Macular holes remained open in 6 of 15 eyes in the non-posturing group and in 1 of 15 eyes in the posturing group at 6 weeks following surgery. In one subject of the non-posturing group the persistently open hole was associated with the development of retinal detachment with no other break. All subjects with persistently open macular holes elected to proceed with further intraocular gas tamponade and post-operative face-down posturing; anatomical closure was achieved following this second procedure in six of the seven (86%) eyes.

One subject in the posturing group developed an intraretinal macular haemorrhage resulting from iatrogenic trauma to the inner retinal trauma during the ILM peel.
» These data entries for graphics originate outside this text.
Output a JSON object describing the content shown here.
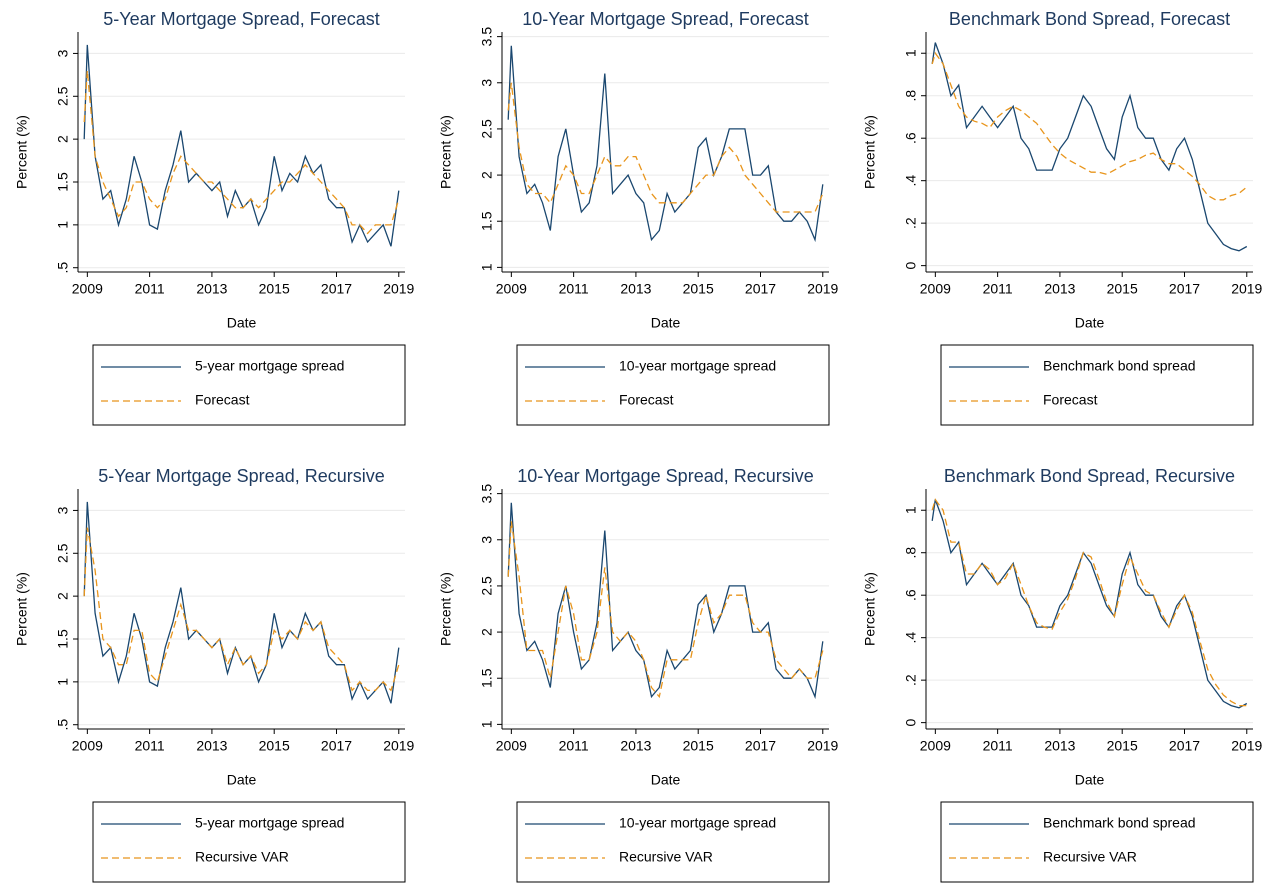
{
  "chart_data": [
    {
      "type": "line",
      "title": "5-Year Mortgage Spread, Forecast",
      "xlabel": "Date",
      "ylabel": "Percent (%)",
      "x": [
        2008.9,
        2009,
        2009.25,
        2009.5,
        2009.75,
        2010,
        2010.25,
        2010.5,
        2010.75,
        2011,
        2011.25,
        2011.5,
        2011.75,
        2012,
        2012.25,
        2012.5,
        2012.75,
        2013,
        2013.25,
        2013.5,
        2013.75,
        2014,
        2014.25,
        2014.5,
        2014.75,
        2015,
        2015.25,
        2015.5,
        2015.75,
        2016,
        2016.25,
        2016.5,
        2016.75,
        2017,
        2017.25,
        2017.5,
        2017.75,
        2018,
        2018.25,
        2018.5,
        2018.75,
        2019
      ],
      "xlim": [
        2008.7,
        2019.2
      ],
      "xticks": [
        2009,
        2011,
        2013,
        2015,
        2017,
        2019
      ],
      "ylim": [
        0.45,
        3.25
      ],
      "yticks": [
        {
          "value": 0.5,
          "label": ".5"
        },
        1,
        1.5,
        2,
        2.5,
        3
      ],
      "grid": true,
      "series": [
        {
          "name": "5-year mortgage spread",
          "color": "#1a476f",
          "dashed": false,
          "values": [
            2.0,
            3.1,
            1.8,
            1.3,
            1.4,
            1.0,
            1.3,
            1.8,
            1.5,
            1.0,
            0.95,
            1.4,
            1.7,
            2.1,
            1.5,
            1.6,
            1.5,
            1.4,
            1.5,
            1.1,
            1.4,
            1.2,
            1.3,
            1.0,
            1.2,
            1.8,
            1.4,
            1.6,
            1.5,
            1.8,
            1.6,
            1.7,
            1.3,
            1.2,
            1.2,
            0.8,
            1.0,
            0.8,
            0.9,
            1.0,
            0.75,
            1.4
          ]
        },
        {
          "name": "Forecast",
          "color": "#e8951c",
          "dashed": true,
          "values": [
            2.2,
            2.8,
            1.8,
            1.5,
            1.3,
            1.1,
            1.2,
            1.5,
            1.5,
            1.3,
            1.2,
            1.3,
            1.6,
            1.8,
            1.7,
            1.6,
            1.5,
            1.5,
            1.4,
            1.3,
            1.2,
            1.2,
            1.3,
            1.2,
            1.3,
            1.4,
            1.5,
            1.5,
            1.6,
            1.7,
            1.6,
            1.5,
            1.4,
            1.3,
            1.2,
            1.0,
            1.0,
            0.9,
            1.0,
            1.0,
            1.0,
            1.3
          ]
        }
      ]
    },
    {
      "type": "line",
      "title": "10-Year Mortgage Spread, Forecast",
      "xlabel": "Date",
      "ylabel": "Percent (%)",
      "x": [
        2008.9,
        2009,
        2009.25,
        2009.5,
        2009.75,
        2010,
        2010.25,
        2010.5,
        2010.75,
        2011,
        2011.25,
        2011.5,
        2011.75,
        2012,
        2012.25,
        2012.5,
        2012.75,
        2013,
        2013.25,
        2013.5,
        2013.75,
        2014,
        2014.25,
        2014.5,
        2014.75,
        2015,
        2015.25,
        2015.5,
        2015.75,
        2016,
        2016.25,
        2016.5,
        2016.75,
        2017,
        2017.25,
        2017.5,
        2017.75,
        2018,
        2018.25,
        2018.5,
        2018.75,
        2019
      ],
      "xlim": [
        2008.7,
        2019.2
      ],
      "xticks": [
        2009,
        2011,
        2013,
        2015,
        2017,
        2019
      ],
      "ylim": [
        0.95,
        3.55
      ],
      "yticks": [
        1,
        1.5,
        2,
        2.5,
        3,
        3.5
      ],
      "grid": true,
      "series": [
        {
          "name": "10-year mortgage spread",
          "color": "#1a476f",
          "dashed": false,
          "values": [
            2.6,
            3.4,
            2.2,
            1.8,
            1.9,
            1.7,
            1.4,
            2.2,
            2.5,
            2.0,
            1.6,
            1.7,
            2.1,
            3.1,
            1.8,
            1.9,
            2.0,
            1.8,
            1.7,
            1.3,
            1.4,
            1.8,
            1.6,
            1.7,
            1.8,
            2.3,
            2.4,
            2.0,
            2.2,
            2.5,
            2.5,
            2.5,
            2.0,
            2.0,
            2.1,
            1.6,
            1.5,
            1.5,
            1.6,
            1.5,
            1.3,
            1.9
          ]
        },
        {
          "name": "Forecast",
          "color": "#e8951c",
          "dashed": true,
          "values": [
            2.7,
            3.0,
            2.3,
            1.9,
            1.8,
            1.8,
            1.7,
            1.9,
            2.1,
            2.0,
            1.8,
            1.8,
            2.0,
            2.2,
            2.1,
            2.1,
            2.2,
            2.2,
            2.0,
            1.8,
            1.7,
            1.7,
            1.7,
            1.7,
            1.8,
            1.9,
            2.0,
            2.0,
            2.2,
            2.3,
            2.2,
            2.0,
            1.9,
            1.8,
            1.7,
            1.6,
            1.6,
            1.6,
            1.6,
            1.6,
            1.6,
            1.8
          ]
        }
      ]
    },
    {
      "type": "line",
      "title": "Benchmark Bond Spread, Forecast",
      "xlabel": "Date",
      "ylabel": "Percent (%)",
      "x": [
        2008.9,
        2009,
        2009.25,
        2009.5,
        2009.75,
        2010,
        2010.25,
        2010.5,
        2010.75,
        2011,
        2011.25,
        2011.5,
        2011.75,
        2012,
        2012.25,
        2012.5,
        2012.75,
        2013,
        2013.25,
        2013.5,
        2013.75,
        2014,
        2014.25,
        2014.5,
        2014.75,
        2015,
        2015.25,
        2015.5,
        2015.75,
        2016,
        2016.25,
        2016.5,
        2016.75,
        2017,
        2017.25,
        2017.5,
        2017.75,
        2018,
        2018.25,
        2018.5,
        2018.75,
        2019
      ],
      "xlim": [
        2008.7,
        2019.2
      ],
      "xticks": [
        2009,
        2011,
        2013,
        2015,
        2017,
        2019
      ],
      "ylim": [
        -0.03,
        1.1
      ],
      "yticks": [
        0,
        {
          "value": 0.2,
          "label": ".2"
        },
        {
          "value": 0.4,
          "label": ".4"
        },
        {
          "value": 0.6,
          "label": ".6"
        },
        {
          "value": 0.8,
          "label": ".8"
        },
        1
      ],
      "grid": true,
      "series": [
        {
          "name": "Benchmark bond spread",
          "color": "#1a476f",
          "dashed": false,
          "values": [
            0.95,
            1.05,
            0.95,
            0.8,
            0.85,
            0.65,
            0.7,
            0.75,
            0.7,
            0.65,
            0.7,
            0.75,
            0.6,
            0.55,
            0.45,
            0.45,
            0.45,
            0.55,
            0.6,
            0.7,
            0.8,
            0.75,
            0.65,
            0.55,
            0.5,
            0.7,
            0.8,
            0.65,
            0.6,
            0.6,
            0.5,
            0.45,
            0.55,
            0.6,
            0.5,
            0.35,
            0.2,
            0.15,
            0.1,
            0.08,
            0.07,
            0.09
          ]
        },
        {
          "name": "Forecast",
          "color": "#e8951c",
          "dashed": true,
          "values": [
            0.95,
            1.0,
            0.95,
            0.85,
            0.75,
            0.7,
            0.68,
            0.67,
            0.65,
            0.7,
            0.73,
            0.75,
            0.73,
            0.7,
            0.67,
            0.62,
            0.57,
            0.53,
            0.5,
            0.48,
            0.46,
            0.44,
            0.44,
            0.43,
            0.45,
            0.47,
            0.49,
            0.5,
            0.52,
            0.53,
            0.5,
            0.48,
            0.48,
            0.45,
            0.42,
            0.38,
            0.33,
            0.31,
            0.31,
            0.33,
            0.34,
            0.37
          ]
        }
      ]
    },
    {
      "type": "line",
      "title": "5-Year Mortgage Spread, Recursive",
      "xlabel": "Date",
      "ylabel": "Percent (%)",
      "x": [
        2008.9,
        2009,
        2009.25,
        2009.5,
        2009.75,
        2010,
        2010.25,
        2010.5,
        2010.75,
        2011,
        2011.25,
        2011.5,
        2011.75,
        2012,
        2012.25,
        2012.5,
        2012.75,
        2013,
        2013.25,
        2013.5,
        2013.75,
        2014,
        2014.25,
        2014.5,
        2014.75,
        2015,
        2015.25,
        2015.5,
        2015.75,
        2016,
        2016.25,
        2016.5,
        2016.75,
        2017,
        2017.25,
        2017.5,
        2017.75,
        2018,
        2018.25,
        2018.5,
        2018.75,
        2019
      ],
      "xlim": [
        2008.7,
        2019.2
      ],
      "xticks": [
        2009,
        2011,
        2013,
        2015,
        2017,
        2019
      ],
      "ylim": [
        0.45,
        3.25
      ],
      "yticks": [
        {
          "value": 0.5,
          "label": ".5"
        },
        1,
        1.5,
        2,
        2.5,
        3
      ],
      "grid": true,
      "series": [
        {
          "name": "5-year mortgage spread",
          "color": "#1a476f",
          "dashed": false,
          "values": [
            2.0,
            3.1,
            1.8,
            1.3,
            1.4,
            1.0,
            1.3,
            1.8,
            1.5,
            1.0,
            0.95,
            1.4,
            1.7,
            2.1,
            1.5,
            1.6,
            1.5,
            1.4,
            1.5,
            1.1,
            1.4,
            1.2,
            1.3,
            1.0,
            1.2,
            1.8,
            1.4,
            1.6,
            1.5,
            1.8,
            1.6,
            1.7,
            1.3,
            1.2,
            1.2,
            0.8,
            1.0,
            0.8,
            0.9,
            1.0,
            0.75,
            1.4
          ]
        },
        {
          "name": "Recursive VAR",
          "color": "#e8951c",
          "dashed": true,
          "values": [
            2.0,
            2.8,
            2.3,
            1.5,
            1.4,
            1.2,
            1.2,
            1.6,
            1.6,
            1.1,
            1.0,
            1.3,
            1.6,
            1.9,
            1.6,
            1.6,
            1.5,
            1.4,
            1.5,
            1.2,
            1.4,
            1.2,
            1.3,
            1.1,
            1.2,
            1.6,
            1.5,
            1.6,
            1.5,
            1.7,
            1.6,
            1.7,
            1.4,
            1.3,
            1.2,
            0.9,
            1.0,
            0.9,
            0.9,
            1.0,
            0.9,
            1.2
          ]
        }
      ]
    },
    {
      "type": "line",
      "title": "10-Year Mortgage Spread, Recursive",
      "xlabel": "Date",
      "ylabel": "Percent (%)",
      "x": [
        2008.9,
        2009,
        2009.25,
        2009.5,
        2009.75,
        2010,
        2010.25,
        2010.5,
        2010.75,
        2011,
        2011.25,
        2011.5,
        2011.75,
        2012,
        2012.25,
        2012.5,
        2012.75,
        2013,
        2013.25,
        2013.5,
        2013.75,
        2014,
        2014.25,
        2014.5,
        2014.75,
        2015,
        2015.25,
        2015.5,
        2015.75,
        2016,
        2016.25,
        2016.5,
        2016.75,
        2017,
        2017.25,
        2017.5,
        2017.75,
        2018,
        2018.25,
        2018.5,
        2018.75,
        2019
      ],
      "xlim": [
        2008.7,
        2019.2
      ],
      "xticks": [
        2009,
        2011,
        2013,
        2015,
        2017,
        2019
      ],
      "ylim": [
        0.95,
        3.55
      ],
      "yticks": [
        1,
        1.5,
        2,
        2.5,
        3,
        3.5
      ],
      "grid": true,
      "series": [
        {
          "name": "10-year mortgage spread",
          "color": "#1a476f",
          "dashed": false,
          "values": [
            2.6,
            3.4,
            2.2,
            1.8,
            1.9,
            1.7,
            1.4,
            2.2,
            2.5,
            2.0,
            1.6,
            1.7,
            2.1,
            3.1,
            1.8,
            1.9,
            2.0,
            1.8,
            1.7,
            1.3,
            1.4,
            1.8,
            1.6,
            1.7,
            1.8,
            2.3,
            2.4,
            2.0,
            2.2,
            2.5,
            2.5,
            2.5,
            2.0,
            2.0,
            2.1,
            1.6,
            1.5,
            1.5,
            1.6,
            1.5,
            1.3,
            1.9
          ]
        },
        {
          "name": "Recursive VAR",
          "color": "#e8951c",
          "dashed": true,
          "values": [
            2.6,
            3.2,
            2.6,
            1.8,
            1.8,
            1.8,
            1.5,
            2.0,
            2.5,
            2.2,
            1.7,
            1.7,
            2.0,
            2.7,
            2.0,
            1.9,
            2.0,
            1.9,
            1.7,
            1.4,
            1.3,
            1.7,
            1.7,
            1.7,
            1.7,
            2.1,
            2.4,
            2.1,
            2.2,
            2.4,
            2.4,
            2.4,
            2.1,
            2.0,
            2.0,
            1.7,
            1.6,
            1.5,
            1.6,
            1.5,
            1.5,
            1.8
          ]
        }
      ]
    },
    {
      "type": "line",
      "title": "Benchmark Bond Spread, Recursive",
      "xlabel": "Date",
      "ylabel": "Percent (%)",
      "x": [
        2008.9,
        2009,
        2009.25,
        2009.5,
        2009.75,
        2010,
        2010.25,
        2010.5,
        2010.75,
        2011,
        2011.25,
        2011.5,
        2011.75,
        2012,
        2012.25,
        2012.5,
        2012.75,
        2013,
        2013.25,
        2013.5,
        2013.75,
        2014,
        2014.25,
        2014.5,
        2014.75,
        2015,
        2015.25,
        2015.5,
        2015.75,
        2016,
        2016.25,
        2016.5,
        2016.75,
        2017,
        2017.25,
        2017.5,
        2017.75,
        2018,
        2018.25,
        2018.5,
        2018.75,
        2019
      ],
      "xlim": [
        2008.7,
        2019.2
      ],
      "xticks": [
        2009,
        2011,
        2013,
        2015,
        2017,
        2019
      ],
      "ylim": [
        -0.03,
        1.1
      ],
      "yticks": [
        0,
        {
          "value": 0.2,
          "label": ".2"
        },
        {
          "value": 0.4,
          "label": ".4"
        },
        {
          "value": 0.6,
          "label": ".6"
        },
        {
          "value": 0.8,
          "label": ".8"
        },
        1
      ],
      "grid": true,
      "series": [
        {
          "name": "Benchmark bond spread",
          "color": "#1a476f",
          "dashed": false,
          "values": [
            0.95,
            1.05,
            0.95,
            0.8,
            0.85,
            0.65,
            0.7,
            0.75,
            0.7,
            0.65,
            0.7,
            0.75,
            0.6,
            0.55,
            0.45,
            0.45,
            0.45,
            0.55,
            0.6,
            0.7,
            0.8,
            0.75,
            0.65,
            0.55,
            0.5,
            0.7,
            0.8,
            0.65,
            0.6,
            0.6,
            0.5,
            0.45,
            0.55,
            0.6,
            0.5,
            0.35,
            0.2,
            0.15,
            0.1,
            0.08,
            0.07,
            0.09
          ]
        },
        {
          "name": "Recursive VAR",
          "color": "#e8951c",
          "dashed": true,
          "values": [
            1.0,
            1.05,
            1.0,
            0.85,
            0.85,
            0.7,
            0.7,
            0.75,
            0.72,
            0.65,
            0.68,
            0.75,
            0.65,
            0.55,
            0.47,
            0.45,
            0.44,
            0.52,
            0.58,
            0.68,
            0.8,
            0.78,
            0.68,
            0.57,
            0.5,
            0.65,
            0.78,
            0.7,
            0.62,
            0.6,
            0.52,
            0.45,
            0.53,
            0.6,
            0.52,
            0.38,
            0.25,
            0.18,
            0.13,
            0.1,
            0.08,
            0.08
          ]
        }
      ]
    }
  ]
}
No other adverse effects were identified. In all, 10 out of 11 subjects in the posturing group and nine out of nine subjects in the non-posturing group stated 1 week after surgery that they would be prepared to undergo the same procedure again if the macular hole does not close given a 50 : 50 chance of successful hole closure and an improvement in vision. One patient in the posturing group stated that the prospect of posturing again would deter him from further surgery.

Discussion

Until recently, good evidence for any benefit of face-down positioning following surgery for macular holes has been lacking. Several non-randomised comparative series report high rates of anatomical closure with limited or no face-down positioning at all.7, 8, 9, 10 In 2008, however, Guillaubey et al17 reported the results of a RCT that suggested that face-down positioning for 5 days can improve the likelihood of hole closure, particularly closure of large holes. In their study, however, nearly half of the eyes underwent combined phaco-vitrectomy. Simultaneous cataract surgery may facilitate a more complete vitrectomy enabling injection of a larger volume of gas than in phakic eyes, which could reduce the need for face-down positioning in this group of subjects. This has been investigated in a companion study18 that suggests no benefit from posturing when vitrectomy is combined with cataract surgery. Furthermore, Guillaubey et al arbitrarily used a range of tamponade gases according to the size of the macular hole and acknowledged that this could also be a source of potential bias. Systematic reviews and meta-analyses of the relevant trials are limited by significant differences in the surgical techniques used, post-operative positioning regimes prescribed and outcome measures reported.14 There is a consensus that appropriately designed randomised controlled studies are required to investigate this question.19, 20 The aim of this pilot RCT was to explore the feasibility of a definitive trial to determine the value of face-down positioning following vitrectomy, ILM peeling, and C3F8 gas tamponade for full-thickness macular holes, without simultaneous phacoemulsification. In our study, we observed an anatomical closure rate of 93.3% and a mean visual acuity gain of 0.23 logMAR unit in the posturing group, a result that is consistent with previously published data.17, 21 In the non-posturing group, in contrast, we found a MH closure rate of only 60% and a mean visual acuity gain of 0.05 logMAR unit. The non-posturing group may have a worse outcome because of increased risk of cataract.11 The visual acuity outcomes in this study are less good than those in our companion study.18 This difference may reflect the effect of lens opacities in subjects in this study and the earlier assessment of outcome (6 weeks vs 6 months).

The results of this study are consistent with those of Guillaubey et al17 in suggesting that post-operative face-down positioning can improve the likelihood of macular hole closure. The possible benefit of face-down positioning appears to be relevant to macular holes of greater than 400 μm in diameter. We are not able to make firm conclusions from this trial, because the number of eyes is small.

However, we calculated that a two-group χ2-test with a 0.05 two-sided significance level will have 90% power to detect the difference between a group 1 proportion of 0.9 and a group 2 proportion of 0.6, when the sample size in each group is 42. A definitive RCT will therefore need to include a minimum of 42 eyes in each arm to be able to determine the value of face-down positioning, with confidence in eyes that undergo vitrectomy and ILM peel without simultaneous cataract surgery.